In conclusion, we observed that PGCs with somatic cells could differentiate into oogonia-like cells when dissociated into single cells using gonadal somatic cells. Furthermore, we revealed that when gonads were dissociated into single cells, ovary formation could not be achieved following aggregation of PGC and gonad somatic cells in the U-bottom plate.

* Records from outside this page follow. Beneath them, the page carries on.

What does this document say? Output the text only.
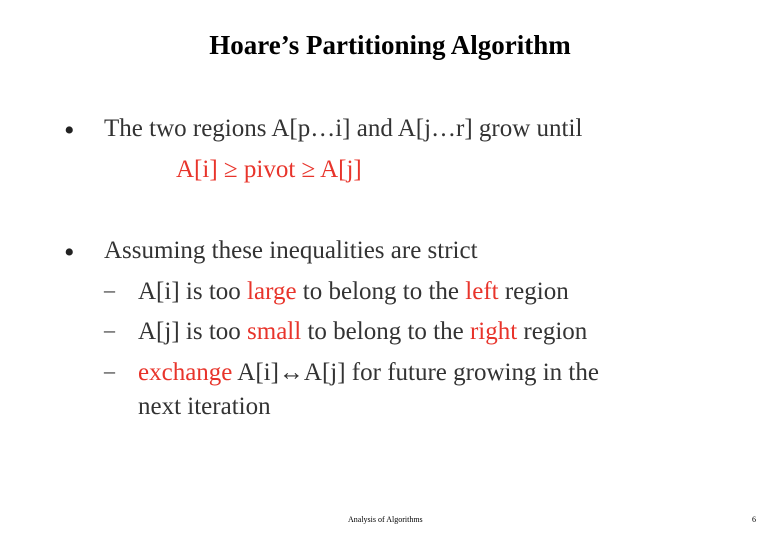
Hoare’s Partitioning Algorithm
• The two regions A[p…i] and A[j…r] grow until
A[i] ≥ pivot ≥ A[j]
• Assuming these inequalities are strict
– A[i] is too large to belong to the left region
– A[j] is too small to belong to the right region
– exchange A[i]↔A[j] for future growing in the
next iteration
Analysis of Algorithms	6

Several methods have been used to form ovaries with a small number of oocytes. We attempted to manually cut the gonadal tissues into three equal parts. In this method, the number of oocytes from the ovaries was lower than that of the control. However, prior to the IVG process, it appears that signals are not well transmitted to the inner part of the ovary; hence, inner oocytes fail to develop normally. Next, we manually cut the gonads as feasible using a syringe. This method generated ovaries that formed fewer follicles, which was undoubtedly more effective than the previous method. However, there were difficulties in achieving a uniform number of follicles, resulting in a considerable number of follicles. We then employed collagenase type IV, frequently used for tissue dissociation. Following treatment with collagenase IV, the cells broke down into an appropriate gonadal mass. We dissociated the gonadal mass considering only the collagenase IV treatment time and suspension. The number of oocytes formed per in vitro ovary was random, and the size tended to vary. However, the ovaries formed few follicles. Hence, we developed a more efficient method to evenly generate a small number of follicles. Previously, Kim and colleagues generated ovaries using a mesh to isolate follicles from ovarian tissues; they optimized the system for follicle isolation from ovarian tissue using diameters of 0.254 mm and 380 μm meshes (Kim et al., 2018). We attempted to generate miniaturized ovaries in vitro, and dissociated gonads were sequentially passed through 150, 100, 70, and 40 μm meshes followed by seeding on Transwell-COL membranes. Accordingly, we observed that ovaries were formed only with the 150–100 μm and 100–70 μm masses, with no ovaries observed in groups below 70 μm. In the 100–70 μm group, except for 4 ovaries, most did not form ovaries. Thus, the probability of reproduction was low. In the 150–100 μm group, approximately 12 follicles were formed on average, and the follicles were well-developed following even the distribution of appropriate signals and nutrients.
Our in vitro system will be useful for developing an ovary model to visualize and overcome cell loss and time consumption encountered during the isolation process. Therefore, our system can generate more well-developed oocytes for fertilization. This method would help solve infertility challenges for all potential parents and will significantly impact national fertility.